Packer will build an AMI according to the "quick-start" template. The AMI will be available in your AWS account. To delete the AMI, you must manually delete it using the AWS console. Packer builds your images, it does not manage their lifecycle. Where they go, how they're run, etc. is up to you.

Documentation

Full, comprehensive documentation is viewable on the Packer website:

http://www.packer.io/docs

Developing Packer

If you wish to work on Packer itself, you'll first need Go installed (version 1.1+ is required). Make sure you have Go properly installed, including setting up your GOPATH.

For some additional dependencies, Go needs Mercurial to be installed. Packer itself doesn't require this but a dependency of a dependency does.

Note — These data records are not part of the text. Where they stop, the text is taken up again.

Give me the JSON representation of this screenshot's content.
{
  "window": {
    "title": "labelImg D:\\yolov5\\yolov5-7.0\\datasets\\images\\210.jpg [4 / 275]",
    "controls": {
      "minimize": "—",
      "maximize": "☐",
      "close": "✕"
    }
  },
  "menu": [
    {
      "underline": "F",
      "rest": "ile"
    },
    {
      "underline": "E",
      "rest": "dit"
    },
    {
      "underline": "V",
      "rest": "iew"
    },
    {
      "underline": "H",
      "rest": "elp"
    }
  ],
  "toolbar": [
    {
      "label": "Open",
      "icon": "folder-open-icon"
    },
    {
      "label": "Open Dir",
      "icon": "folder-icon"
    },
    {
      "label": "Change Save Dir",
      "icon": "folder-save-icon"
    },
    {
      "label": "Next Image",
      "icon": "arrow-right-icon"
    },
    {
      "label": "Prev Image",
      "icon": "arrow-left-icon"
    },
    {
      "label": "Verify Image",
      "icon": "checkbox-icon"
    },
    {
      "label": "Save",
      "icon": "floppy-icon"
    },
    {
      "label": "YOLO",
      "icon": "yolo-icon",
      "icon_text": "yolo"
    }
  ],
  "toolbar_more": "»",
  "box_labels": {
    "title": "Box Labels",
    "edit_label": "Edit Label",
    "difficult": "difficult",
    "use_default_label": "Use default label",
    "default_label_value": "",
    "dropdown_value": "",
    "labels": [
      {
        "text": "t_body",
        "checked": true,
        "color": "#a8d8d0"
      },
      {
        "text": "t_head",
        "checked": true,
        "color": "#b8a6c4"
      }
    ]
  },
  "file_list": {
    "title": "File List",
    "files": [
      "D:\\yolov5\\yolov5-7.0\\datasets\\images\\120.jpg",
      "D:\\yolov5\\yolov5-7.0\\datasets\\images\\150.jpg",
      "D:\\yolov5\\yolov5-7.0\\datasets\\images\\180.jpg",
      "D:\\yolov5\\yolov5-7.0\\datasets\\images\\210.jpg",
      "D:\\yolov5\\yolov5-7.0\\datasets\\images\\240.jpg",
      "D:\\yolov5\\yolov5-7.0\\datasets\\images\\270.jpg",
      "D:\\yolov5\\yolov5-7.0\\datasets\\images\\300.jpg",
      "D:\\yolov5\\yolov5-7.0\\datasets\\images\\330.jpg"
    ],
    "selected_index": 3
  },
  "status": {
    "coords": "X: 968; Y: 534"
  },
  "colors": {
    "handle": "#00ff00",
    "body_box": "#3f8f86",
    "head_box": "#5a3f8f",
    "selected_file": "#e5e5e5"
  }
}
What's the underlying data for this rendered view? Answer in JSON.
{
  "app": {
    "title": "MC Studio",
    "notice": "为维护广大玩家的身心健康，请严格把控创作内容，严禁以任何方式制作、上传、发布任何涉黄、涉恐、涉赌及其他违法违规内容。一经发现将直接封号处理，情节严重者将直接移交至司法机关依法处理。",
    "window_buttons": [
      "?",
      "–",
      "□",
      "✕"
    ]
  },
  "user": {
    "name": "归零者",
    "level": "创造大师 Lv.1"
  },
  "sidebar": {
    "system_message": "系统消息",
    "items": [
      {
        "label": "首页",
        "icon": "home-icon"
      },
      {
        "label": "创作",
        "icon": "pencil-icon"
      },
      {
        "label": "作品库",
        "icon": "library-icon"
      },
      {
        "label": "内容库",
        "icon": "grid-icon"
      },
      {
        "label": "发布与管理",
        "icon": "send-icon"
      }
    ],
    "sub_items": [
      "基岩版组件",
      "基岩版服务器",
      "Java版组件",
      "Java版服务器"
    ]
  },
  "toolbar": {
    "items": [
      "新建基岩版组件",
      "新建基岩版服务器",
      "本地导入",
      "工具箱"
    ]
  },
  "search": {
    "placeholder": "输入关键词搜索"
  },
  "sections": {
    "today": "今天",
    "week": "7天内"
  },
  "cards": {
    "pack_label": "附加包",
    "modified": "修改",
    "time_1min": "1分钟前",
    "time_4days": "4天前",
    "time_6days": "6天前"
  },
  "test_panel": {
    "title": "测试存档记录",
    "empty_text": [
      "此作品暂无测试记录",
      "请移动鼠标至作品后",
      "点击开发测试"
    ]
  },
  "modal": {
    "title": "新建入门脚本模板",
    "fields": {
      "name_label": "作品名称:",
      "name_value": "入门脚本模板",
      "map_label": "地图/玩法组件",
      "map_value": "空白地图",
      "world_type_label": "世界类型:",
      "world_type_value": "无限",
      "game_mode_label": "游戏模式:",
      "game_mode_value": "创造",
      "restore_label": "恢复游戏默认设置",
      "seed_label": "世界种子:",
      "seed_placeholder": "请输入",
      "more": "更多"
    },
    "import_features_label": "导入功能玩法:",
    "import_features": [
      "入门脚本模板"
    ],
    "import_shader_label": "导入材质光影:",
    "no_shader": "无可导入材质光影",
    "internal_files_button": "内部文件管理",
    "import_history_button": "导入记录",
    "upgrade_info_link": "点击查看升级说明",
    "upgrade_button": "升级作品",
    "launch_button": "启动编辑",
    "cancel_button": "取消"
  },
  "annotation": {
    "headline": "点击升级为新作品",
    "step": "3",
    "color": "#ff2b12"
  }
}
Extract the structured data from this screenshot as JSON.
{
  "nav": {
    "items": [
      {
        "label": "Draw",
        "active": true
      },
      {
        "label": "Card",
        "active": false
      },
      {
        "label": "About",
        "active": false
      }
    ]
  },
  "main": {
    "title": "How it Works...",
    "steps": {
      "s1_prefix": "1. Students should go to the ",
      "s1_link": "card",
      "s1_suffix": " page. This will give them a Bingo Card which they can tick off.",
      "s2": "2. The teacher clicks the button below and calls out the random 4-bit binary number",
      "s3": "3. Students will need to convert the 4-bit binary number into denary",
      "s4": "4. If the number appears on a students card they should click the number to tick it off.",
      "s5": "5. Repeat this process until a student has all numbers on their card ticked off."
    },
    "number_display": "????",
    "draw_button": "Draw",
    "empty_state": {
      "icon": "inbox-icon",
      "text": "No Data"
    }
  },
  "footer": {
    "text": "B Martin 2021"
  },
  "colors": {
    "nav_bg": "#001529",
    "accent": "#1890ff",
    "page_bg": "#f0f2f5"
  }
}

Next, clone this repository into $GOPATH/src/github.com/mitchellh/packer and then just type make. In a few moments, you'll have a working packer executable:

$ make
...
$ bin/packer
...

You can run tests by typing make test.

This will run tests for Packer core along with all the core builders and commands and such that come with Packer.

If you make any changes to the code, run make format in order to automatically format the code according to Go standards.